A few weeks ago, I returned from my expedition to the Faroe Islands with The Clipperton Project. The trip was an inspirational and wonderful experience with a very interesting and exceptionally creative group of people. In the time since I returned, I have been developing the thoughts I Identified from my observations and conversations whilst in the Faroes, especially those around the concept of remoteness. Remoteness was something we spoke about often during the trip and is one of the main reasons The Clipperton Project choose their expedition locations.
I grew up in a “remote” place myself, the islands of Orkney in the very north of Scotland, yet it is only since I left that I have really been able to consider how this has impacted me. On an island, everything is limited by the water’s edge. This results in a compression of all the things that people need to survive within a limited area. This is something that writer Adam Nicolson explores in his book “The Story of the Sea, a Man, and a Ship”, calling it “the fulfilment of everything that is latent in the idea of an island“. It is because of this that I’ve never really felt that Orkney was remote at all, we’ve always had everything we need just a short distance away. Remote is defined as “distant” from something yet we are almost the complete opposite, we have everything we need just there.
On arriving in the Faroes, I immediately knew that they feel even less remote than the people of Orkney.

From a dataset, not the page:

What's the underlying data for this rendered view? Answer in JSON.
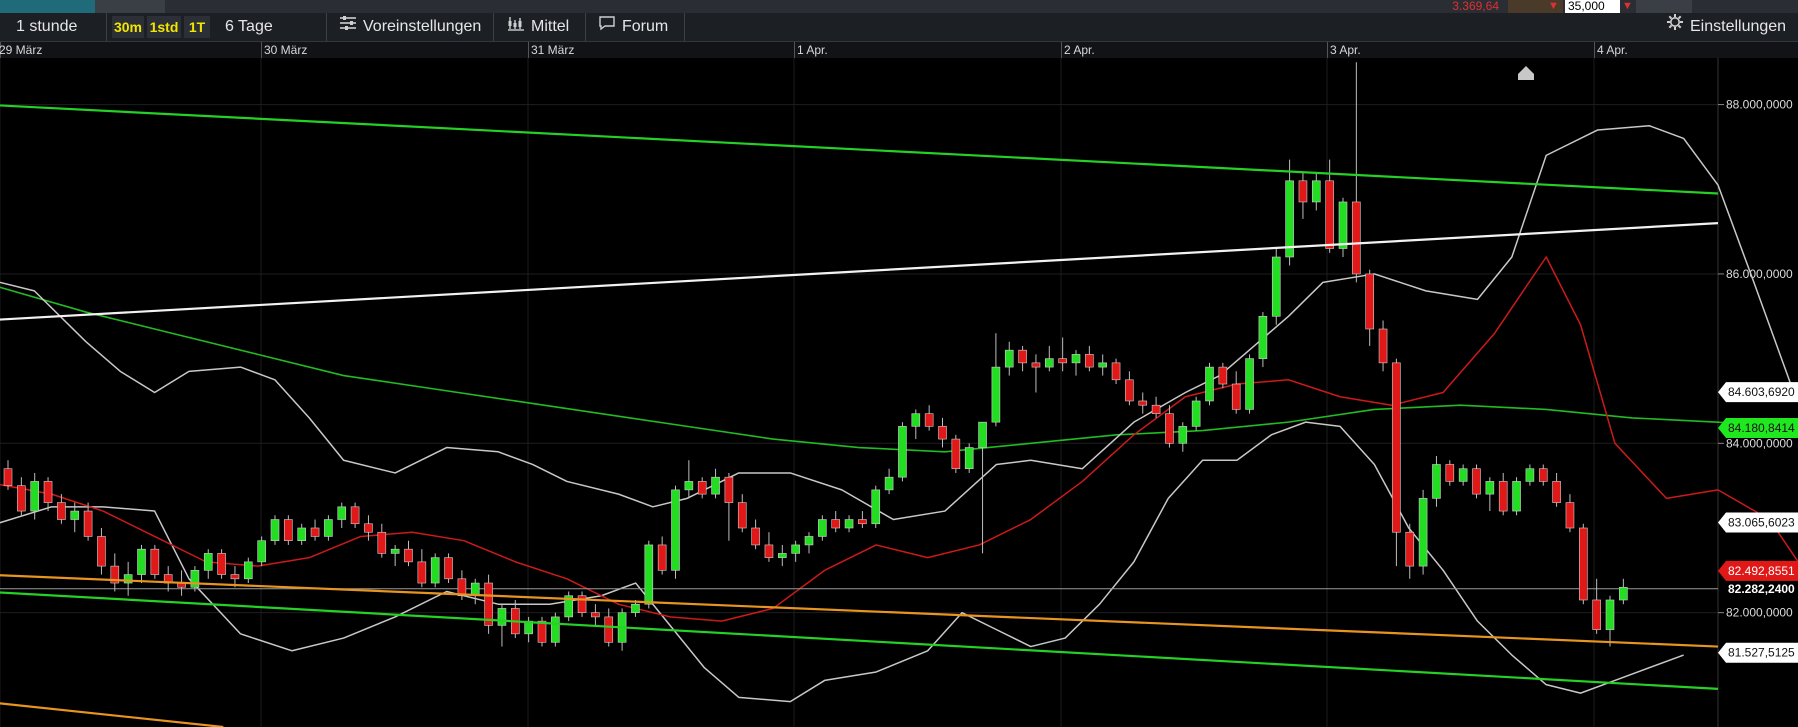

Although they are politically a part of Denmark, the distance from Copenhagen; their unique language; and their equally strong links with the other northern countries around them mean that the Faroes consider themselves almost an independent country. Even within the islands you are seldom more than an hour or two’s drive from anything you need due to their extensive network of tunnels under the sea fjords and mountains.
I added these other two quotes from Adam Nicolson’s book to a photograph I took on Borðoy, one of the northern Faroese islands,. He was describing the reaction of someone he met on the West Coast of Scotland when asked what it felt like to live somewhere so remote.

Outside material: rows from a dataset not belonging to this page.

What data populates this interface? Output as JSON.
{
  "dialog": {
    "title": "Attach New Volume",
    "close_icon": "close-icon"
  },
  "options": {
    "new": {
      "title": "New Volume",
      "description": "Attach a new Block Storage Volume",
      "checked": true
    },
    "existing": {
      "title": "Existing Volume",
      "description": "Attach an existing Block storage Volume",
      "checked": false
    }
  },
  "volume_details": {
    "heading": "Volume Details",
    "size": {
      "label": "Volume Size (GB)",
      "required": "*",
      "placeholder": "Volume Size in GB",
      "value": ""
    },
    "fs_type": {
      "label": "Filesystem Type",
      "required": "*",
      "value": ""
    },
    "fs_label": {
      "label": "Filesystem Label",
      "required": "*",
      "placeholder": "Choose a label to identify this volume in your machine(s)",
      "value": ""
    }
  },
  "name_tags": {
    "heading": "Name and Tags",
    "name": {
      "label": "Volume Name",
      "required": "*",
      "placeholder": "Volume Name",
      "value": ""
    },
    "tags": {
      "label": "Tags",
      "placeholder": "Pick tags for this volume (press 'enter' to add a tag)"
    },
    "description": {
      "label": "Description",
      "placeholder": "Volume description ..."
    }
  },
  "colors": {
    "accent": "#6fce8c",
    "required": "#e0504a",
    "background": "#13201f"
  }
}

Since my return from the trip, I have met with Graham Hogg of Glasgow architecture firm Lateral North to learn about their opinion of northern Europe, in particular their project Possible Orkney. Throughout Orkney’s history it has often been the complete opposite of remote, it has been “the cross roads of the sea” – a perfect point between the Atlantic and the North sea, the north and the south. Possible Orkney is an exploration of taking advantage of Orkney’s location to build a shipping hub for Europe. Although the scale of the this project is quite terrifying, it made me really think about the significance of islands. Water is a medium to connect people much more efficiently than land.
“Bundin er bátleysur maður”
This old Faroese proverb can be translated to “a man without a boat is tied up”, a prisoner. The sea is the highway of the past and the future.

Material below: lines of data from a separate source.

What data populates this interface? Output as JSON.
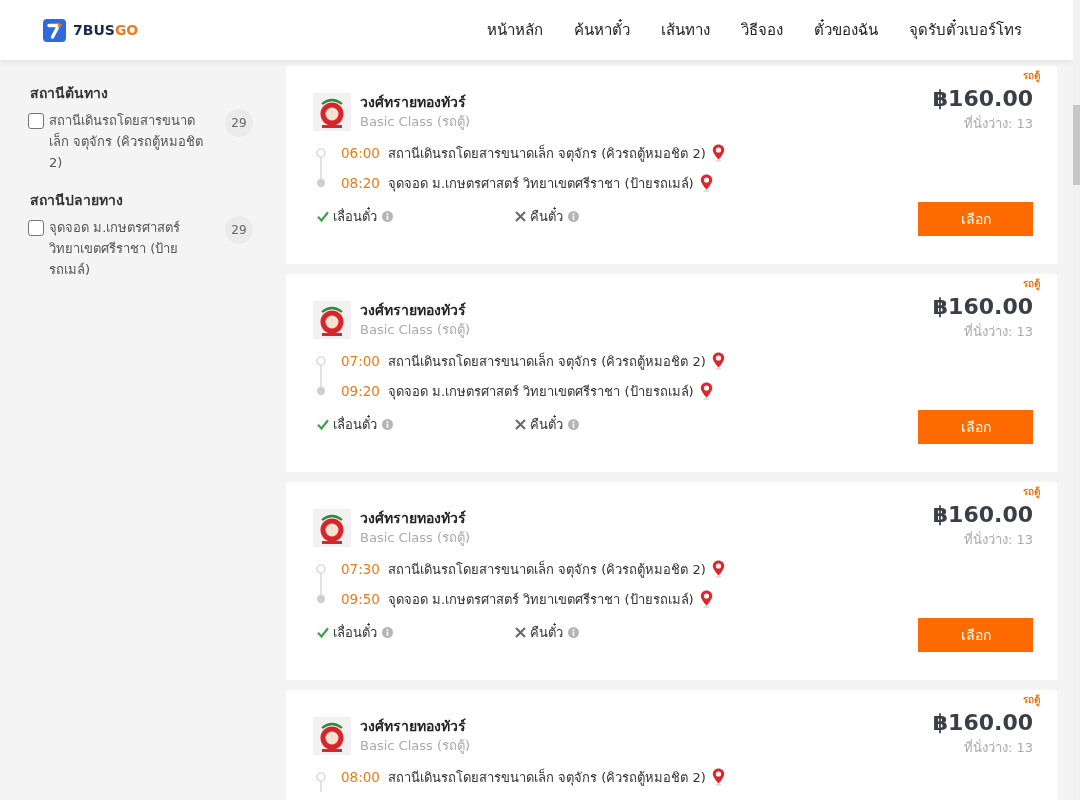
{
  "header": {
    "brand": {
      "name_main": "7BUS",
      "name_accent": "GO"
    },
    "nav": [
      {
        "label": "หน้าหลัก"
      },
      {
        "label": "ค้นหาตั๋ว"
      },
      {
        "label": "เส้นทาง"
      },
      {
        "label": "วิธีจอง"
      },
      {
        "label": "ตั๋วของฉัน"
      },
      {
        "label": "จุดรับตั๋วเบอร์โทร"
      }
    ]
  },
  "sidebar": {
    "filters": [
      {
        "title": "สถานีต้นทาง",
        "options": [
          {
            "label": "สถานีเดินรถโดยสารขนาดเล็ก จตุจักร (คิวรถตู้หมอชิต 2)",
            "count": "29",
            "checked": false
          }
        ]
      },
      {
        "title": "สถานีปลายทาง",
        "options": [
          {
            "label": "จุดจอด ม.เกษตรศาสตร์ วิทยาเขตศรีราชา (ป้ายรถเมล์)",
            "count": "29",
            "checked": false
          }
        ]
      }
    ]
  },
  "trips": [
    {
      "tag": "รถตู้",
      "operator": "วงศ์ทรายทองทัวร์",
      "class": "Basic Class (รถตู้)",
      "price": "฿160.00",
      "seats": "ที่นั่งว่าง: 13",
      "stops": [
        {
          "kind": "departure",
          "time": "06:00",
          "station": "สถานีเดินรถโดยสารขนาดเล็ก จตุจักร (คิวรถตู้หมอชิต 2)"
        },
        {
          "kind": "arrival",
          "time": "08:20",
          "station": "จุดจอด ม.เกษตรศาสตร์ วิทยาเขตศรีราชา (ป้ายรถเมล์)"
        }
      ],
      "features": [
        {
          "label": "เลื่อนตั๋ว",
          "available": true
        },
        {
          "label": "คืนตั๋ว",
          "available": false
        }
      ],
      "button": "เลือก"
    },
    {
      "tag": "รถตู้",
      "operator": "วงศ์ทรายทองทัวร์",
      "class": "Basic Class (รถตู้)",
      "price": "฿160.00",
      "seats": "ที่นั่งว่าง: 13",
      "stops": [
        {
          "kind": "departure",
          "time": "07:00",
          "station": "สถานีเดินรถโดยสารขนาดเล็ก จตุจักร (คิวรถตู้หมอชิต 2)"
        },
        {
          "kind": "arrival",
          "time": "09:20",
          "station": "จุดจอด ม.เกษตรศาสตร์ วิทยาเขตศรีราชา (ป้ายรถเมล์)"
        }
      ],
      "features": [
        {
          "label": "เลื่อนตั๋ว",
          "available": true
        },
        {
          "label": "คืนตั๋ว",
          "available": false
        }
      ],
      "button": "เลือก"
    },
    {
      "tag": "รถตู้",
      "operator": "วงศ์ทรายทองทัวร์",
      "class": "Basic Class (รถตู้)",
      "price": "฿160.00",
      "seats": "ที่นั่งว่าง: 13",
      "stops": [
        {
          "kind": "departure",
          "time": "07:30",
          "station": "สถานีเดินรถโดยสารขนาดเล็ก จตุจักร (คิวรถตู้หมอชิต 2)"
        },
        {
          "kind": "arrival",
          "time": "09:50",
          "station": "จุดจอด ม.เกษตรศาสตร์ วิทยาเขตศรีราชา (ป้ายรถเมล์)"
        }
      ],
      "features": [
        {
          "label": "เลื่อนตั๋ว",
          "available": true
        },
        {
          "label": "คืนตั๋ว",
          "available": false
        }
      ],
      "button": "เลือก"
    },
    {
      "tag": "รถตู้",
      "operator": "วงศ์ทรายทองทัวร์",
      "class": "Basic Class (รถตู้)",
      "price": "฿160.00",
      "seats": "ที่นั่งว่าง: 13",
      "stops": [
        {
          "kind": "departure",
          "time": "08:00",
          "station": "สถานีเดินรถโดยสารขนาดเล็ก จตุจักร (คิวรถตู้หมอชิต 2)"
        }
      ]
    }
  ]
}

The Clipperton Project director, Jon Bonfiglio, once mentioned to me that we can see “islands as alternative models for society”. I see now that islands’ fulfilment of everything mean that we can learn from them about the self sufficiency required of society on this finite planet and the sustainability of our system. It is the element of scale which is interesting about this: islands are on a much smaller scale, the scale of humans.
Scale is something that fascinated me throughout the trip. We were travelling on a beautiful old fishing boat called Johanna that had worked for almost a century before being restored by hand, and she now spends her days taking people on trips around the islands. Comparing the fishing that would have historically been done by Johanna, with the huge industrial trawling ships that we saw was quite terrifying. The massive amount of damage they do to fish stocks and the marine environment reflects the increase in scale that technology has brought – our impact on the planet is no longer limited by the human scale.
What started as a journey exploring the “remote” turned into gaining a better understanding of our whole society. To me, the Faroes represent the community based, human scale and I know now that this is what we need to preserve and learn from for the future of our planet.